Cotinga Pharmaceuticals is a clinical-stage pharmaceutical company that uses proprietary artificial intelligence technologies to pursue a targeted and transformational approach to treating cancer and other unmet medical needs. Cotinga’s CHEMSAS® technology is intended to accelerate the discovery and development of novel drug therapies, allowing the Company to build a pipeline of potential drug candidates faster and with a higher probability of success than traditional methods.

The Company’s lead compound, COTI-2, has a novel p53-dependent mechanism of action with selective and potent anti-cancer activity. P53 mutations occur in over 50% of all cancers.  COTI-2 is initially being evaluated in combination with various standard of care chemotherapy regimens for the treatment of a wide spectrum of cancers in a Phase 1b/2a clinical trial at the MD Anderson Cancer Center at the University of Texas.

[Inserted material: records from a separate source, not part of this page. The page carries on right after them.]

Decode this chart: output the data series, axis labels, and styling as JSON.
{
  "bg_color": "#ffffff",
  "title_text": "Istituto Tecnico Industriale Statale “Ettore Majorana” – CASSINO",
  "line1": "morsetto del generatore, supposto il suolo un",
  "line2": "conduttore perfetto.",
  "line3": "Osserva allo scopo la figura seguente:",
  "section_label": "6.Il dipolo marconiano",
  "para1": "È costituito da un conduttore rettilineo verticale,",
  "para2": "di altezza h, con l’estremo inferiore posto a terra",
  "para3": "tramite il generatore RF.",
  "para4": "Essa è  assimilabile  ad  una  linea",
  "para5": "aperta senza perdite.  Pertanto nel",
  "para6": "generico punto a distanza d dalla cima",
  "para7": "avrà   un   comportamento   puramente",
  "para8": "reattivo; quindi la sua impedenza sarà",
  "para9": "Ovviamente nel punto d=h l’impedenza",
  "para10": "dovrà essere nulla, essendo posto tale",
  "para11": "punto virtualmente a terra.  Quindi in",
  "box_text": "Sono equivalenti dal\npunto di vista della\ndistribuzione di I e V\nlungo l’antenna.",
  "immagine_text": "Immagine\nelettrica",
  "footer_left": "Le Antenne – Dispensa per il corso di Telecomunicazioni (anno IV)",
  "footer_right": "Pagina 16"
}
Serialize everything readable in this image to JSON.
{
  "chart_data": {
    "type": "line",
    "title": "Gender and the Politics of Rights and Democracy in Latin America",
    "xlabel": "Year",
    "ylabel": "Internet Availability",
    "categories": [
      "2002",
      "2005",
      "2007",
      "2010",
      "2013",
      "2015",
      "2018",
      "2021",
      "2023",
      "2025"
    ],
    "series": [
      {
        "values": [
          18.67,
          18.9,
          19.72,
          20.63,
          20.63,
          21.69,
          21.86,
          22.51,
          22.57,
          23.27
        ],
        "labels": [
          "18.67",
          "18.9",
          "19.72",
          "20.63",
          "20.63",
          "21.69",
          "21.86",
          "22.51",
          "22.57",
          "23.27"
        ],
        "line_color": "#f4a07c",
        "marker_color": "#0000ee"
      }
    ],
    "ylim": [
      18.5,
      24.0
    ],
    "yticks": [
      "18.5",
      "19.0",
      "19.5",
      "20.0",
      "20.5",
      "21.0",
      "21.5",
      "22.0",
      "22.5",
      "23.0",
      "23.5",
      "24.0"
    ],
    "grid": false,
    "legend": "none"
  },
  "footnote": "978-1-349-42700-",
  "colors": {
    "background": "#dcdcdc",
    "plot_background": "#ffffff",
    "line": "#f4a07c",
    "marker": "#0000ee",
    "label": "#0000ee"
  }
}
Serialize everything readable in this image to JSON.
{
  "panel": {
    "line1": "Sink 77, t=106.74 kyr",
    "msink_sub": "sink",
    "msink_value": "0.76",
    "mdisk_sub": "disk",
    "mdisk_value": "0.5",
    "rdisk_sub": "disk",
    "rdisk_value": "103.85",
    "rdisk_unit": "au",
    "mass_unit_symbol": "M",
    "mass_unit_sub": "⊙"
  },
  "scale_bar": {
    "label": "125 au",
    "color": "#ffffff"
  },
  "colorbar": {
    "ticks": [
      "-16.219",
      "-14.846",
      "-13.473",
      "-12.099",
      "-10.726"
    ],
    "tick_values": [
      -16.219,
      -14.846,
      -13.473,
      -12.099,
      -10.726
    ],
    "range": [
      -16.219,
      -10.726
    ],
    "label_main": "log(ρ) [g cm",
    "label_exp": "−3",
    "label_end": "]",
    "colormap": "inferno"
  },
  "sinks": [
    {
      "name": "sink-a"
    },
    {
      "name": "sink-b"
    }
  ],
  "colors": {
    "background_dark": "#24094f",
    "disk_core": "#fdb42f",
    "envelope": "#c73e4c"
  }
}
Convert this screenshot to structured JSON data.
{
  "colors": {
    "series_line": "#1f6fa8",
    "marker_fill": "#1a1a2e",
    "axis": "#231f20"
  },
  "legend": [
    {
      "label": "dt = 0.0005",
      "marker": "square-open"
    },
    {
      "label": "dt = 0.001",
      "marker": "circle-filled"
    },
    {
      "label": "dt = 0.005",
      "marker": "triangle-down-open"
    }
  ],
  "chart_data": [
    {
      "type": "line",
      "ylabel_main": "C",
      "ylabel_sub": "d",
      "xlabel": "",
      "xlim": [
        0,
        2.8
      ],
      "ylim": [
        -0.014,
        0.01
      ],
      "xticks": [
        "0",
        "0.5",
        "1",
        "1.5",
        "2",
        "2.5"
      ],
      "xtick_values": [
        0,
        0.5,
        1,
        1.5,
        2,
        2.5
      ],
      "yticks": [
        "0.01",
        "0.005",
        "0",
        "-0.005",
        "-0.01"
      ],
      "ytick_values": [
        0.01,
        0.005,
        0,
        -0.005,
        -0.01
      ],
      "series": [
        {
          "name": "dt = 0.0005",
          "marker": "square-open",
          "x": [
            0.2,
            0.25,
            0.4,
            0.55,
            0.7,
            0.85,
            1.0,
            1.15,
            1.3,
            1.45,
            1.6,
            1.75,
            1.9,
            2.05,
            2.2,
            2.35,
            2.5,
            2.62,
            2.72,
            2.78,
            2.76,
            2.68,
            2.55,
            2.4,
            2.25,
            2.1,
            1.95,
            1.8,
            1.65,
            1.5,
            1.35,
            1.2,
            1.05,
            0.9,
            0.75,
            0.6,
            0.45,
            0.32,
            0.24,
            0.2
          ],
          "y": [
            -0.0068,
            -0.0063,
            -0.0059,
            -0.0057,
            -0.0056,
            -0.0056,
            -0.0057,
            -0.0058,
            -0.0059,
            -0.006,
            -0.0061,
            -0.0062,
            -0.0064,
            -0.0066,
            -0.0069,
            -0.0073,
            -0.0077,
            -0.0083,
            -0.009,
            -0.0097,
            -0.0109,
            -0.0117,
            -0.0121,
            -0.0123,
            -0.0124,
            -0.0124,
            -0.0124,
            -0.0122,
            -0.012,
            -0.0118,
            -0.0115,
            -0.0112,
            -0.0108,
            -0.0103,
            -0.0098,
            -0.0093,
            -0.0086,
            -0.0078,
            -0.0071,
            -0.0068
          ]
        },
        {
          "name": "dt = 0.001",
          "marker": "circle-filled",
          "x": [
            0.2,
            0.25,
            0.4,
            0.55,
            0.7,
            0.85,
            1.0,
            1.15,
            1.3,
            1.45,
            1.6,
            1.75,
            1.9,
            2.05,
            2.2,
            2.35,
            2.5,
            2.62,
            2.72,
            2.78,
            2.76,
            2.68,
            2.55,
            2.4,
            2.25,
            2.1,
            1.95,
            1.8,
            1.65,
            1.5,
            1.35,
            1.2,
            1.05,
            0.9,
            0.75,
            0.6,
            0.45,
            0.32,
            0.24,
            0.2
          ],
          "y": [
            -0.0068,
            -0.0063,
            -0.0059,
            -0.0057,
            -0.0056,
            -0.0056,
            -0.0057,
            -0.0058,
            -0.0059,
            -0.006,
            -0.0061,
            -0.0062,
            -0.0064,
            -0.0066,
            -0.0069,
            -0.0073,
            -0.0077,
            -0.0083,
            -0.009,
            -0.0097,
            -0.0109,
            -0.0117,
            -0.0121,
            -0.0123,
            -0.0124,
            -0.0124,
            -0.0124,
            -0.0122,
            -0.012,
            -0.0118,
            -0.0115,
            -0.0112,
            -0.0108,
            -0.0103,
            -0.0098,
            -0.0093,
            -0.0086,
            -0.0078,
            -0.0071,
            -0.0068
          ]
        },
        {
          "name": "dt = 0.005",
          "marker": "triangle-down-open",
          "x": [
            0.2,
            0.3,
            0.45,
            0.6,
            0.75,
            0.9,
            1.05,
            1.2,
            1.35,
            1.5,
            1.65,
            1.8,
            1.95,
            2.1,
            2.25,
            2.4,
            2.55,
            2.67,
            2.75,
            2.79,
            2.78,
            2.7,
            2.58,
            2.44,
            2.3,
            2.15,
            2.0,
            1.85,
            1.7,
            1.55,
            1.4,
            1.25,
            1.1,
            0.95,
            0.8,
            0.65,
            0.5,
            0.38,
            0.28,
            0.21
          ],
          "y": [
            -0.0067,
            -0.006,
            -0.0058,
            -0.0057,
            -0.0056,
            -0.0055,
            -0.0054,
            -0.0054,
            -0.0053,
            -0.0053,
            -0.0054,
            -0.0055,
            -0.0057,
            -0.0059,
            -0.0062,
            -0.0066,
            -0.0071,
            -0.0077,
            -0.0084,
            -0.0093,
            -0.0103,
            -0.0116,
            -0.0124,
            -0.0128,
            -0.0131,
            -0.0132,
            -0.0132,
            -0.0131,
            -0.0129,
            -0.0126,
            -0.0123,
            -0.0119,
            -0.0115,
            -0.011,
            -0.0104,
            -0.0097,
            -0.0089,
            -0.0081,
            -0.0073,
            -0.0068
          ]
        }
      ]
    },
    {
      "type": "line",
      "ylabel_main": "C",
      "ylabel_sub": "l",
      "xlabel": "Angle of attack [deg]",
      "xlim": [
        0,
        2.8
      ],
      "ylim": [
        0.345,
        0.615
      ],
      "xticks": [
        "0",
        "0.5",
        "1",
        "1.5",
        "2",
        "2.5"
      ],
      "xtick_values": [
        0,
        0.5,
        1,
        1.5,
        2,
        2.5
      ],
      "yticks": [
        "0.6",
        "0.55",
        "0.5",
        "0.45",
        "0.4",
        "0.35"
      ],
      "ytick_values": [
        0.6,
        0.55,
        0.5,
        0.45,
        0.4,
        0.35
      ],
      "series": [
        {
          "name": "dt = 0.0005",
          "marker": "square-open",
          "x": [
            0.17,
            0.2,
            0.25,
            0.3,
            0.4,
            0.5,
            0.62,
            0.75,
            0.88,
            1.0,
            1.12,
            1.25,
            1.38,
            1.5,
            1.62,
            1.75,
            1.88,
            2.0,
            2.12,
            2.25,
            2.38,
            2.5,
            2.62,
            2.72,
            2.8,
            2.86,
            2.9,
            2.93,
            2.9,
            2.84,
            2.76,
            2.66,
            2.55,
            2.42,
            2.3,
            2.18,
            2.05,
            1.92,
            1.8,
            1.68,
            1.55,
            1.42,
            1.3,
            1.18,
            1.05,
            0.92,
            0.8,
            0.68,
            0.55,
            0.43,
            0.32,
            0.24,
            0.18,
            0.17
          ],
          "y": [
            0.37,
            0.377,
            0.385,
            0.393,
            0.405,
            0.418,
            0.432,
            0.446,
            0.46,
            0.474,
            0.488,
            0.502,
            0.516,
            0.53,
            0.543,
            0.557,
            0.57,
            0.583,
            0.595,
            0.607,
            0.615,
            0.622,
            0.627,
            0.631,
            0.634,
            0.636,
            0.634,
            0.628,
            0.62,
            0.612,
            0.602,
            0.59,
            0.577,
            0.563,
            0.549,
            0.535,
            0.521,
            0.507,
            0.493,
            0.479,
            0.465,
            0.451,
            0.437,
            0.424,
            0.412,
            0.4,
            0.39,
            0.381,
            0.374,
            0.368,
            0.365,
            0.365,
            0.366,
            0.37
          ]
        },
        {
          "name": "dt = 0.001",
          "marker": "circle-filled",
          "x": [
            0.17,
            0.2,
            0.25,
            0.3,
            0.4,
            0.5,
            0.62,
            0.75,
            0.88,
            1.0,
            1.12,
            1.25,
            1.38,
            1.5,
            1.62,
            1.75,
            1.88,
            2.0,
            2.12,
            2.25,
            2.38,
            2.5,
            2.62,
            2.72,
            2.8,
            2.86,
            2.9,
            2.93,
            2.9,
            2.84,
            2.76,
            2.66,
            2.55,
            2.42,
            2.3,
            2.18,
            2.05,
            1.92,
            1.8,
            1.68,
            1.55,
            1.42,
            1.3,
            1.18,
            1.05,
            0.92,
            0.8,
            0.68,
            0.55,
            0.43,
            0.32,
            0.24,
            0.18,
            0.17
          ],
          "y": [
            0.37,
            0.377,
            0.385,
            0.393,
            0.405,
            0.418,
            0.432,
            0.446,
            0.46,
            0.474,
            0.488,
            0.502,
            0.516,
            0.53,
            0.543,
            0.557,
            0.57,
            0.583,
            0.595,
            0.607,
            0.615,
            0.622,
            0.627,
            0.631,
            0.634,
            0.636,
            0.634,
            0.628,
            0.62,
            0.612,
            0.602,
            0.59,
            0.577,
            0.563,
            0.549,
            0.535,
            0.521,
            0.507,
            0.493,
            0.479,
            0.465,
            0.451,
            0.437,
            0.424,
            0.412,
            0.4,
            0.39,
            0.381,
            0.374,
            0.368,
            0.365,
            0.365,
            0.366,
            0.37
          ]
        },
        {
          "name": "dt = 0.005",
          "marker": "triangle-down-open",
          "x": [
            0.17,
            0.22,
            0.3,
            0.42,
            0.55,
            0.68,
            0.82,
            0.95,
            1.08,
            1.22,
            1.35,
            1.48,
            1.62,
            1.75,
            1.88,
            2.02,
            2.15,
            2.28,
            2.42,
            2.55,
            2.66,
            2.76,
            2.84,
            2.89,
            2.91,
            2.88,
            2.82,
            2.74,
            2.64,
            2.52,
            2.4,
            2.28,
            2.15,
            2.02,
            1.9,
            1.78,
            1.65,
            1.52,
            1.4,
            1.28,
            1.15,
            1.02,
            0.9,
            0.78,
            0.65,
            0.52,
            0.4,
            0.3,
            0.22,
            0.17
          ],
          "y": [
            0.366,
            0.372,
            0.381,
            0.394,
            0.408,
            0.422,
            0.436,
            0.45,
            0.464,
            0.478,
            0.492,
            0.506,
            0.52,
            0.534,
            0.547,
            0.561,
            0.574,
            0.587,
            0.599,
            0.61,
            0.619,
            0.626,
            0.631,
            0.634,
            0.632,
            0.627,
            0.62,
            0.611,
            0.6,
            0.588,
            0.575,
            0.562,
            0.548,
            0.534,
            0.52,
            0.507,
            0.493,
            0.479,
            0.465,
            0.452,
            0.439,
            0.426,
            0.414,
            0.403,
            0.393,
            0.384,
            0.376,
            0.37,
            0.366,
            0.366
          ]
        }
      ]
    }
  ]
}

The Company has secured orphan drug status in the United States for COTI‐2 for the treatment of ovarian cancer. Preclinical data suggests that COTI-2 could dramatically improve the treatment of cancers with mutations in the p53 gene.

The Company’s second lead compound, COTI-219, is a novel oral small molecule compound targeting the mutant forms of KRAS without inhibiting normal KRAS function. KRAS mutations occur in up to 30% of all cancers and represent a tremendous unmet clinical need and a desirable drug target. COTI-219 is undergoing IND-enabling studies to support a regulatory submission.

Follow @CotingaPharma on Twitter at http://twitter.com/CotingaPharma.

Neither the TSX Venture Exchange nor its Regulation Services Provider (as that term is defined in policies of the TSX Venture Exchange) accepts responsibility for the adequacy or accuracy of this release.

For more information, visit http://www.cotingapharma.com/ or contact:
Alison Silva
President and CEO
Tel: 1-800-798-6860
Email: asilva@cotingapharma.com

Notice to Readers:

Information contained in this press release may contain certain statements which constitute “forward-looking statements” as such term is defined under applicable securities laws. Forward‐looking statements by their nature are not guarantees of future performance and are based upon management’s current expectations, estimates, projections and assumptions. For example, statements in the “Upcoming Milestones” section are forward-looking statements. Cotinga operates in a highly competitive environment that involves significant risks and uncertainties, which could cause actual results to differ materially from those anticipated in these forward‐looking statements. Management of Cotinga considers the assumptions on which these forward‐looking statements are based to be reasonable, but as a result of the many risk factors, cautions the reader that actual results could differ materially from those expressed or implied in these forward-looking statements. Information in this press release should be considered accurate only as of the date of the release and may be superseded by more recent information disclosed in later press releases, filings with the securities regulatory authorities or otherwise. Except as required by law, Cotinga assumes no obligation to update forward-looking statements should circumstances or management's expectations, estimates, projections and assumptions change.